2. When caring for a client with Alzheimer's disease, what is the most appropriate communication technique for a nurse to use?
- A. Providing detailed explanations
- B. Speaking in a loud and clear voice
- C. Using simple and direct statements
- D. Offering multiple choices to the client
Correct answer: C
Rationale: When communicating with clients with Alzheimer's disease, using simple and direct statements is the most appropriate technique. This approach helps to minimize confusion, enhance understanding, and facilitate effective communication with individuals who may have difficulty processing complex information due to their condition.
3. When performing tracheostomy care, which intervention should the nurse implement?
- A. Use aseptic technique.
- B. Clean the inner cannula with mild soap and water.
- C. Secure new tracheostomy ties before removing old ones.
- D. Apply suction when inserting the catheter.
Correct answer: C
Rationale: When caring for a client with a tracheostomy, it is essential to ensure that the airway is maintained and secured at all times. Securing new tracheostomy ties before removing the old ones helps prevent accidental decannulation and ensures continuous airway patency. Aseptic technique is crucial to prevent infections but is not directly related to securing the tracheostomy ties. Cleaning the inner cannula with mild soap and water is important for maintaining hygiene but does not address the immediate need for securing the airway. Applying suction when inserting the catheter is not a standard practice during tracheostomy care.

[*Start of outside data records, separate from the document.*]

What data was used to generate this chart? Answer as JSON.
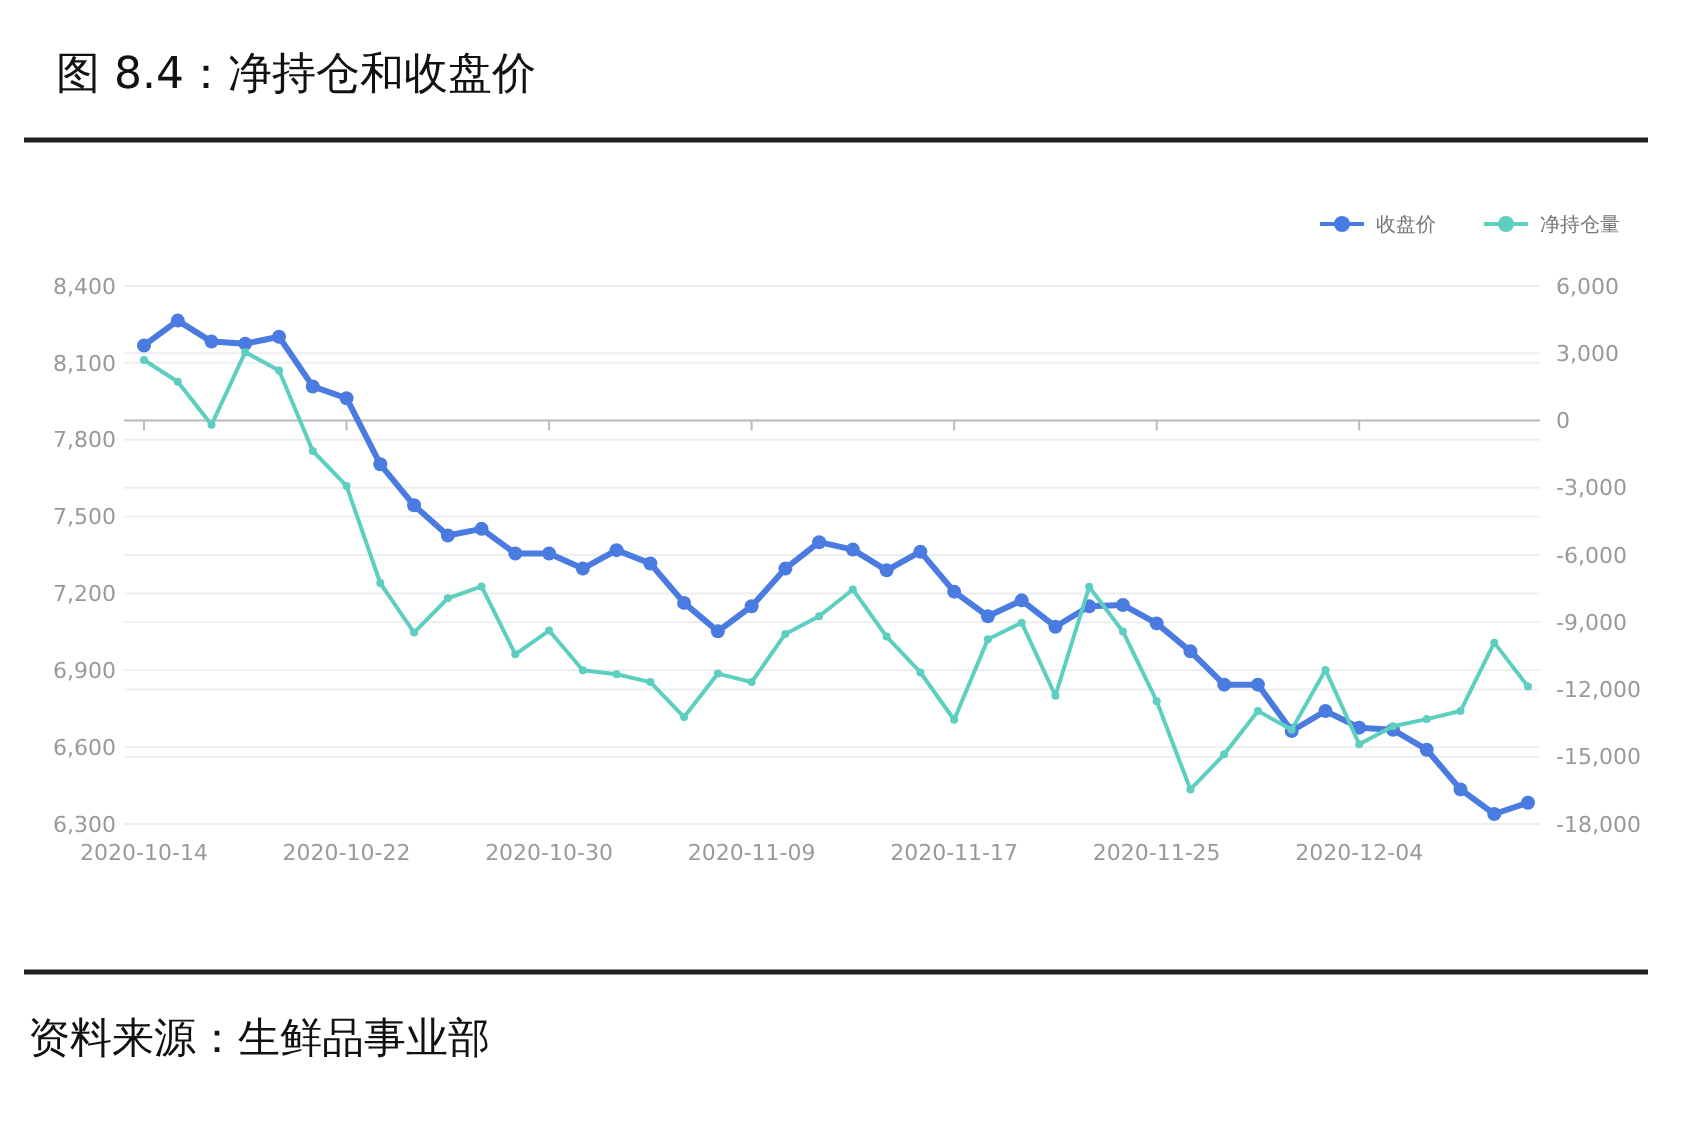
{
  "chart_data": {
    "type": "line",
    "title": "图 8.4：净持仓和收盘价",
    "categories": [
      "2020-10-14",
      null,
      null,
      null,
      null,
      null,
      "2020-10-22",
      null,
      null,
      null,
      null,
      null,
      "2020-10-30",
      null,
      null,
      null,
      null,
      null,
      "2020-11-09",
      null,
      null,
      null,
      null,
      null,
      "2020-11-17",
      null,
      null,
      null,
      null,
      null,
      "2020-11-25",
      null,
      null,
      null,
      null,
      null,
      "2020-12-04",
      null,
      null,
      null,
      null,
      null
    ],
    "series": [
      {
        "name": "收盘价",
        "color": "#4a7be0",
        "values": [
          8168,
          8265,
          8183,
          8175,
          8202,
          8008,
          7962,
          7704,
          7544,
          7426,
          7452,
          7356,
          7356,
          7297,
          7369,
          7317,
          7163,
          7052,
          7150,
          7297,
          7400,
          7371,
          7290,
          7363,
          7207,
          7111,
          7173,
          7070,
          7150,
          7155,
          7083,
          6974,
          6844,
          6844,
          6663,
          6741,
          6676,
          6668,
          6590,
          6435,
          6339,
          6383
        ]
      },
      {
        "name": "净持仓量",
        "color": "#5ccfc0",
        "axis": "y2",
        "values": [
          2700,
          1730,
          -190,
          3050,
          2230,
          -1360,
          -2920,
          -7250,
          -9460,
          -7930,
          -7400,
          -10430,
          -9370,
          -11140,
          -11320,
          -11670,
          -13230,
          -11290,
          -11670,
          -9520,
          -8730,
          -7540,
          -9640,
          -11240,
          -13350,
          -9760,
          -9020,
          -12280,
          -7420,
          -9410,
          -12520,
          -16460,
          -14890,
          -12960,
          -13790,
          -11130,
          -14440,
          -13640,
          -13320,
          -12960,
          -9910,
          -11870
        ]
      }
    ],
    "ylim": [
      6300,
      8400
    ],
    "yticks": [
      {
        "value": 6300,
        "label": "6,300"
      },
      {
        "value": 6600,
        "label": "6,600"
      },
      {
        "value": 6900,
        "label": "6,900"
      },
      {
        "value": 7200,
        "label": "7,200"
      },
      {
        "value": 7500,
        "label": "7,500"
      },
      {
        "value": 7800,
        "label": "7,800"
      },
      {
        "value": 8100,
        "label": "8,100"
      },
      {
        "value": 8400,
        "label": "8,400"
      }
    ],
    "y2lim": [
      -18000,
      6000
    ],
    "y2ticks": [
      {
        "value": -18000,
        "label": "-18,000"
      },
      {
        "value": -15000,
        "label": "-15,000"
      },
      {
        "value": -12000,
        "label": "-12,000"
      },
      {
        "value": -9000,
        "label": "-9,000"
      },
      {
        "value": -6000,
        "label": "-6,000"
      },
      {
        "value": -3000,
        "label": "-3,000"
      },
      0,
      {
        "value": 3000,
        "label": "3,000"
      },
      {
        "value": 6000,
        "label": "6,000"
      }
    ],
    "grid": "y",
    "legend": "top right",
    "marker": "circle",
    "line_style": "solid",
    "annotations": [
      "资料来源：生鲜品事业部"
    ]
  }
}
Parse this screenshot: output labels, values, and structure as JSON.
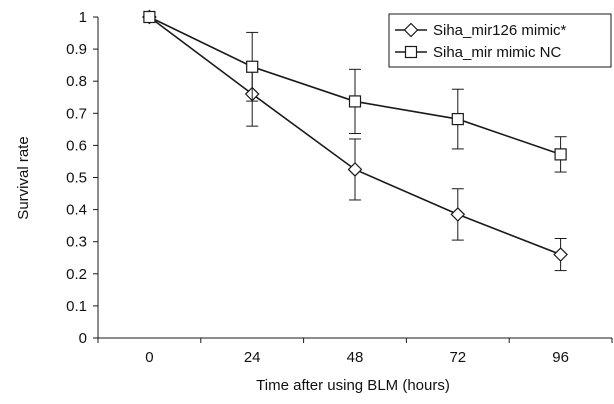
{
  "chart_data": {
    "type": "line",
    "title": "",
    "xlabel": "Time after using BLM (hours)",
    "ylabel": "Survival rate",
    "x": [
      0,
      24,
      48,
      72,
      96
    ],
    "x_tick_labels": [
      "0",
      "24",
      "48",
      "72",
      "96"
    ],
    "ylim": [
      0,
      1
    ],
    "y_ticks": [
      0,
      0.1,
      0.2,
      0.3,
      0.4,
      0.5,
      0.6,
      0.7,
      0.8,
      0.9,
      1
    ],
    "y_tick_labels": [
      "0",
      "0.1",
      "0.2",
      "0.3",
      "0.4",
      "0.5",
      "0.6",
      "0.7",
      "0.8",
      "0.9",
      "1"
    ],
    "grid": false,
    "legend_position": "top-right",
    "series": [
      {
        "name": "Siha_mir126 mimic*",
        "marker": "diamond",
        "values": [
          1.0,
          0.76,
          0.525,
          0.385,
          0.26
        ],
        "error": [
          0,
          0.1,
          0.095,
          0.08,
          0.05
        ]
      },
      {
        "name": "Siha_mir mimic NC",
        "marker": "square",
        "values": [
          1.0,
          0.845,
          0.737,
          0.682,
          0.572
        ],
        "error": [
          0,
          0.107,
          0.1,
          0.093,
          0.055
        ]
      }
    ]
  },
  "colors": {
    "line": "#1a1a1a",
    "marker_fill": "#ffffff",
    "background": "#ffffff"
  }
}
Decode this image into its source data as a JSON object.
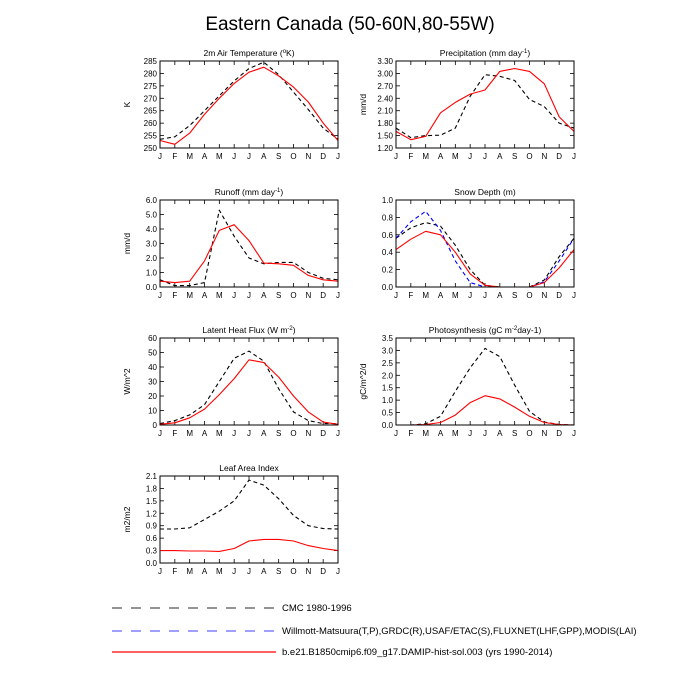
{
  "page": {
    "title": "Eastern Canada (50-60N,80-55W)"
  },
  "months": [
    "J",
    "F",
    "M",
    "A",
    "M",
    "J",
    "J",
    "A",
    "S",
    "O",
    "N",
    "D",
    "J"
  ],
  "colors": {
    "cmc": "#000000",
    "obs": "#0000ff",
    "model": "#ff0000"
  },
  "legend": [
    {
      "key": "cmc",
      "label": "CMC 1980-1996",
      "style": "dashed"
    },
    {
      "key": "obs",
      "label": "Willmott-Matsuura(T,P),GRDC(R),USAF/ETAC(S),FLUXNET(LHF,GPP),MODIS(LAI)",
      "style": "dashed"
    },
    {
      "key": "model",
      "label": "b.e21.B1850cmip6.f09_g17.DAMIP-hist-sol.003 (yrs 1990-2014)",
      "style": "solid"
    }
  ],
  "chart_data": [
    {
      "type": "line",
      "id": "tas",
      "title_main": "2m Air Temperature (",
      "title_sup": "o",
      "title_end": "K)",
      "ylabel": "K",
      "ylim": [
        250,
        285
      ],
      "yticks": [
        "250",
        "255",
        "260",
        "265",
        "270",
        "275",
        "280",
        "285"
      ],
      "x": [
        0,
        1,
        2,
        3,
        4,
        5,
        6,
        7,
        8,
        9,
        10,
        11,
        12
      ],
      "series": [
        {
          "key": "cmc",
          "style": "dashed",
          "values": [
            253.5,
            254.5,
            259,
            265,
            271,
            277,
            282,
            284.5,
            279.5,
            272.5,
            265.5,
            258,
            253.5
          ]
        },
        {
          "key": "model",
          "style": "solid",
          "values": [
            253,
            251.5,
            256,
            263.5,
            270,
            276,
            280.5,
            282.5,
            279,
            274.5,
            268.5,
            260,
            253
          ]
        }
      ]
    },
    {
      "type": "line",
      "id": "pr",
      "title_main": "Precipitation (mm day",
      "title_sup": "-1",
      "title_end": ")",
      "ylabel": "mm/d",
      "ylim": [
        1.2,
        3.3
      ],
      "yticks": [
        "1.20",
        "1.50",
        "1.80",
        "2.10",
        "2.40",
        "2.70",
        "3.00",
        "3.30"
      ],
      "x": [
        0,
        1,
        2,
        3,
        4,
        5,
        6,
        7,
        8,
        9,
        10,
        11,
        12
      ],
      "series": [
        {
          "key": "cmc",
          "style": "dashed",
          "values": [
            1.68,
            1.45,
            1.5,
            1.51,
            1.68,
            2.45,
            2.97,
            2.93,
            2.83,
            2.37,
            2.2,
            1.8,
            1.68
          ]
        },
        {
          "key": "model",
          "style": "solid",
          "values": [
            1.6,
            1.4,
            1.48,
            2.05,
            2.3,
            2.5,
            2.6,
            3.05,
            3.12,
            3.05,
            2.75,
            1.95,
            1.6
          ]
        }
      ]
    },
    {
      "type": "line",
      "id": "runoff",
      "title_main": "Runoff (mm day",
      "title_sup": "-1",
      "title_end": ")",
      "ylabel": "mm/d",
      "ylim": [
        0,
        6
      ],
      "yticks": [
        "0.0",
        "1.0",
        "2.0",
        "3.0",
        "4.0",
        "5.0",
        "6.0"
      ],
      "x": [
        0,
        1,
        2,
        3,
        4,
        5,
        6,
        7,
        8,
        9,
        10,
        11,
        12
      ],
      "series": [
        {
          "key": "cmc",
          "style": "dashed",
          "values": [
            0.5,
            0.1,
            0.1,
            0.3,
            5.3,
            3.5,
            2.0,
            1.6,
            1.7,
            1.7,
            1.0,
            0.6,
            0.5
          ]
        },
        {
          "key": "model",
          "style": "solid",
          "values": [
            0.4,
            0.3,
            0.4,
            1.8,
            3.9,
            4.3,
            3.2,
            1.65,
            1.6,
            1.5,
            0.8,
            0.5,
            0.4
          ]
        }
      ]
    },
    {
      "type": "line",
      "id": "snowdepth",
      "title_main": "Snow Depth (m)",
      "title_sup": "",
      "title_end": "",
      "ylabel": "",
      "ylim": [
        0,
        1
      ],
      "yticks": [
        "0.0",
        "0.2",
        "0.4",
        "0.6",
        "0.8",
        "1.0"
      ],
      "x": [
        0,
        1,
        2,
        3,
        4,
        5,
        6,
        7,
        8,
        9,
        10,
        11,
        12
      ],
      "series": [
        {
          "key": "cmc",
          "style": "dashed",
          "values": [
            0.56,
            0.68,
            0.74,
            0.7,
            0.48,
            0.2,
            0.02,
            0.0,
            0.0,
            0.0,
            0.08,
            0.35,
            0.56
          ]
        },
        {
          "key": "obs",
          "style": "dashed",
          "values": [
            0.56,
            0.75,
            0.87,
            0.65,
            0.3,
            0.05,
            0.0,
            0.0,
            0.0,
            0.0,
            0.06,
            0.3,
            0.56
          ]
        },
        {
          "key": "model",
          "style": "solid",
          "values": [
            0.43,
            0.55,
            0.64,
            0.6,
            0.4,
            0.15,
            0.02,
            0.0,
            0.0,
            0.0,
            0.05,
            0.22,
            0.43
          ]
        }
      ]
    },
    {
      "type": "line",
      "id": "lhf",
      "title_main": "Latent Heat Flux (W m",
      "title_sup": "-2",
      "title_end": ")",
      "ylabel": "W/m^2",
      "ylim": [
        0,
        60
      ],
      "yticks": [
        "0",
        "10",
        "20",
        "30",
        "40",
        "50",
        "60"
      ],
      "x": [
        0,
        1,
        2,
        3,
        4,
        5,
        6,
        7,
        8,
        9,
        10,
        11,
        12
      ],
      "series": [
        {
          "key": "cmc",
          "style": "dashed",
          "values": [
            1,
            3,
            7,
            14,
            30,
            46,
            51,
            44,
            25,
            9,
            3,
            1,
            1
          ]
        },
        {
          "key": "model",
          "style": "solid",
          "values": [
            0.5,
            1.5,
            5,
            11,
            21,
            32,
            45,
            43,
            33,
            20,
            9,
            2,
            0.5
          ]
        }
      ]
    },
    {
      "type": "line",
      "id": "gpp",
      "title_main": "Photosynthesis (gC m",
      "title_sup": "-2",
      "title_end": "day-1)",
      "ylabel": "gC/m^2/d",
      "ylim": [
        0,
        3.5
      ],
      "yticks": [
        "0.0",
        "0.5",
        "1.0",
        "1.5",
        "2.0",
        "2.5",
        "3.0",
        "3.5"
      ],
      "x": [
        0,
        1,
        2,
        3,
        4,
        5,
        6,
        7,
        8,
        9,
        10,
        11,
        12
      ],
      "series": [
        {
          "key": "cmc",
          "style": "dashed",
          "values": [
            0.0,
            0.0,
            0.05,
            0.35,
            1.35,
            2.3,
            3.08,
            2.75,
            1.6,
            0.55,
            0.12,
            0.02,
            0.0
          ]
        },
        {
          "key": "model",
          "style": "solid",
          "values": [
            0.0,
            0.0,
            0.02,
            0.1,
            0.4,
            0.9,
            1.18,
            1.05,
            0.72,
            0.35,
            0.1,
            0.02,
            0.0
          ]
        }
      ]
    },
    {
      "type": "line",
      "id": "lai",
      "title_main": "Leaf Area Index",
      "title_sup": "",
      "title_end": "",
      "ylabel": "m2/m2",
      "ylim": [
        0,
        2.1
      ],
      "yticks": [
        "0.0",
        "0.3",
        "0.6",
        "0.9",
        "1.2",
        "1.5",
        "1.8",
        "2.1"
      ],
      "x": [
        0,
        1,
        2,
        3,
        4,
        5,
        6,
        7,
        8,
        9,
        10,
        11,
        12
      ],
      "series": [
        {
          "key": "cmc",
          "style": "dashed",
          "values": [
            0.82,
            0.82,
            0.85,
            1.05,
            1.25,
            1.5,
            2.0,
            1.88,
            1.55,
            1.15,
            0.9,
            0.83,
            0.82
          ]
        },
        {
          "key": "model",
          "style": "solid",
          "values": [
            0.3,
            0.3,
            0.29,
            0.29,
            0.28,
            0.35,
            0.53,
            0.57,
            0.57,
            0.53,
            0.42,
            0.35,
            0.3
          ]
        }
      ]
    }
  ]
}
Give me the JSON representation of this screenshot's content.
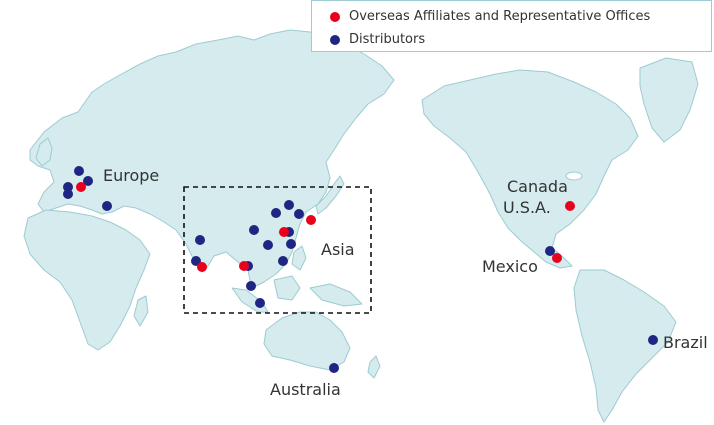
{
  "legend": {
    "affiliates_label": "Overseas Affiliates and Representative Offices",
    "distributors_label": "Distributors"
  },
  "colors": {
    "affiliate": "#e8001c",
    "distributor": "#1f2582",
    "land": "#d6ebee",
    "coast": "#9dcbd2"
  },
  "regions": {
    "europe": "Europe",
    "asia": "Asia",
    "australia": "Australia",
    "canada": "Canada",
    "usa": "U.S.A.",
    "mexico": "Mexico",
    "brazil": "Brazil"
  }
}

4. A client has a pulmonary embolism & is started on oxygen. The student nurse asks why the client's oxygen saturation has not significantly improved. What response by the nurse is best?
- A. Breathing so rapidly interferes with oxygenation.
- B. Maybe the client has respiratory distress syndrome.
- C. The blood clot interferes with perfusion in the lungs.
- D. The client needs immediate intubation & mechanical ventilation.
Correct answer: C
Rationale: A large blood clot in the lungs will significantly impair gas exchange & oxygenation. Unless the clot is dissolved, this process will continue unabated.
5. A nurse collaborates with a respiratory therapist to complete pulmonary function tests (PFTs) for a client. Which statements should the nurse include in communications with the respiratory therapist prior to the tests? (Select all that apply)
- A. I held the client's morning bronchodilator medication.
- B. The client is ready to go down to radiology for this examination.
- C. Physical therapy states the client can run on a treadmill.
- D. I advised the client not to smoke for 6 hours prior to the test.
Correct answer: B
Rationale: Communication between the nurse and respiratory therapist is crucial before pulmonary function tests (PFTs). It is important to inform the respiratory therapist that the client is ready for the examination. The nurse should not administer bronchodilator medication before the test as it may affect the results, and the client should not smoke for 6 to 8 hours prior to the test to ensure accurate results. Additionally, PFTs do not involve running on a treadmill; instead, the client may be required to perform specific breathing maneuvers as instructed by the respiratory therapist.